Swamp's family sang a traditional Haudenosaunee song and Amasena (Emma) Delormier, an Indigenous studies and philosophy student at University College and the Crane and governance leader for U of T's Indigenous Students' Association, prepared and placed tobacco at the base of the tree. President Gertler and others were invited to take a handful of soil and place it over the tobacco that willl be buried with the tree.  

Swamp, speaking with U of T News after the ceremony, noted that there is so much more to the story, but sharing it is important to him as a Knowledge Keeper and as a parent. He heard these stories as a child and a “seed was planted,” he said.

“I feel like, as I began to grow older, that the seed – similarly to how I mentioned how the tree was a sapling – it starts to mature, it takes hold and you start to become an embodiment of those experiences,” said Swamp, whose wife and children were in attendance. “I find myself walking this path that was shown to me as a child and, without realizing it, they laid out a path for me and, unknowingly, I ended up following it.

“I wanted my children to come out and experience these same things so that maybe, some day, they will be walking this path and they’re going to be the ones continuing on, carrying on these instructions.”

Skahendowaneh Swamp's family joined him in singing a traditional Haudenosaunee song at the ceremony

James Bird, a master’s student at the Daniels Faculty of Architecture, Landscape, and Design, said he was delighted to experience the tree-planting ceremony.
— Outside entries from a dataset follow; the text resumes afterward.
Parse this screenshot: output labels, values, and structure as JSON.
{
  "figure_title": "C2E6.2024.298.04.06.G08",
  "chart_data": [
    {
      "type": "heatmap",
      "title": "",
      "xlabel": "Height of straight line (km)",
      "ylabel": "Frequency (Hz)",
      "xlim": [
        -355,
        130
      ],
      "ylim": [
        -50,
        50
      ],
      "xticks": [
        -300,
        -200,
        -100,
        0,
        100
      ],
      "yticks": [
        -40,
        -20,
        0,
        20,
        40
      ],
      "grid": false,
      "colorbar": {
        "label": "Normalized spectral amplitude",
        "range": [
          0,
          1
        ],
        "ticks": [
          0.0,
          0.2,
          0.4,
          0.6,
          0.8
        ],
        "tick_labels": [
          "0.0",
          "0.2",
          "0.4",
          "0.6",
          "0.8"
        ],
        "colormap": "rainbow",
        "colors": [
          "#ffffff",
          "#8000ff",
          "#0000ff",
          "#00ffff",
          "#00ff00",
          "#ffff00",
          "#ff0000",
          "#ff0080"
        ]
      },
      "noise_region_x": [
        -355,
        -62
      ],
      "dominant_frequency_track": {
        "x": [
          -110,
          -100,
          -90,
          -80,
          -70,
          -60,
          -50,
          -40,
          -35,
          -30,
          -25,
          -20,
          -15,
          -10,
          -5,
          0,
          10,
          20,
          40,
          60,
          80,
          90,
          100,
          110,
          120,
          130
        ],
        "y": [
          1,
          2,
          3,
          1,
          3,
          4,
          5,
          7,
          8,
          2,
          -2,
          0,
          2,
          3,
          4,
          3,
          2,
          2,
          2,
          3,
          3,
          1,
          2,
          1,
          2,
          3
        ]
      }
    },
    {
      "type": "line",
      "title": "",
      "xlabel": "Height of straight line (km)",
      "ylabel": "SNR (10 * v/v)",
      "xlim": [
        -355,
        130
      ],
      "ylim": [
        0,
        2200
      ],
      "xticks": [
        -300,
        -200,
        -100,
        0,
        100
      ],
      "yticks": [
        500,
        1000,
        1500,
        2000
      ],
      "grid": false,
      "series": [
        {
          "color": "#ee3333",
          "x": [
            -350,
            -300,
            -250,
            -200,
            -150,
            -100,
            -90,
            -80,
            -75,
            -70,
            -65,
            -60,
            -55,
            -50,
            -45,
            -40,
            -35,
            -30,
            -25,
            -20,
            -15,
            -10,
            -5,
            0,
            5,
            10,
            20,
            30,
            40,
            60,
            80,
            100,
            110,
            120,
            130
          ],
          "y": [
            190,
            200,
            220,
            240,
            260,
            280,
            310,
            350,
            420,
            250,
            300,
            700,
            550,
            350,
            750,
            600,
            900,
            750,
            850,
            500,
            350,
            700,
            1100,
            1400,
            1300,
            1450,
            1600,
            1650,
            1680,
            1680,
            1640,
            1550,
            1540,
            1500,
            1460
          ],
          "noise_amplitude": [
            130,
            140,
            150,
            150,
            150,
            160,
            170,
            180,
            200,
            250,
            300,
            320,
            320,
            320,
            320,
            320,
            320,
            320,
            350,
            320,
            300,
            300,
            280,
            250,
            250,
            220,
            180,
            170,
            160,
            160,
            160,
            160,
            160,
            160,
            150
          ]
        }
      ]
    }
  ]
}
Bird, a Knowledge Keeper from the Nehiyawak Nation and Dene Nation in the Northwest Territories, came to U of T after spending nearly 30 years as a carpenter and journeyman.

A survivor of residential schools, Bird said his path to education and U of T has been about restoration. “Education was an opportunity for me to heal from that process,” said Bird, who now sits on U of T’s TRC steering committee.

To be witness to this tree-planting ceremony makes Bird feel “hopeful” for achieving reconciliation.

“When I see that tree in the ground, the Elders, the ceremony, it gives me a lot of hope – not just for the school, but for the country, when I see ceremonies like this,” he said.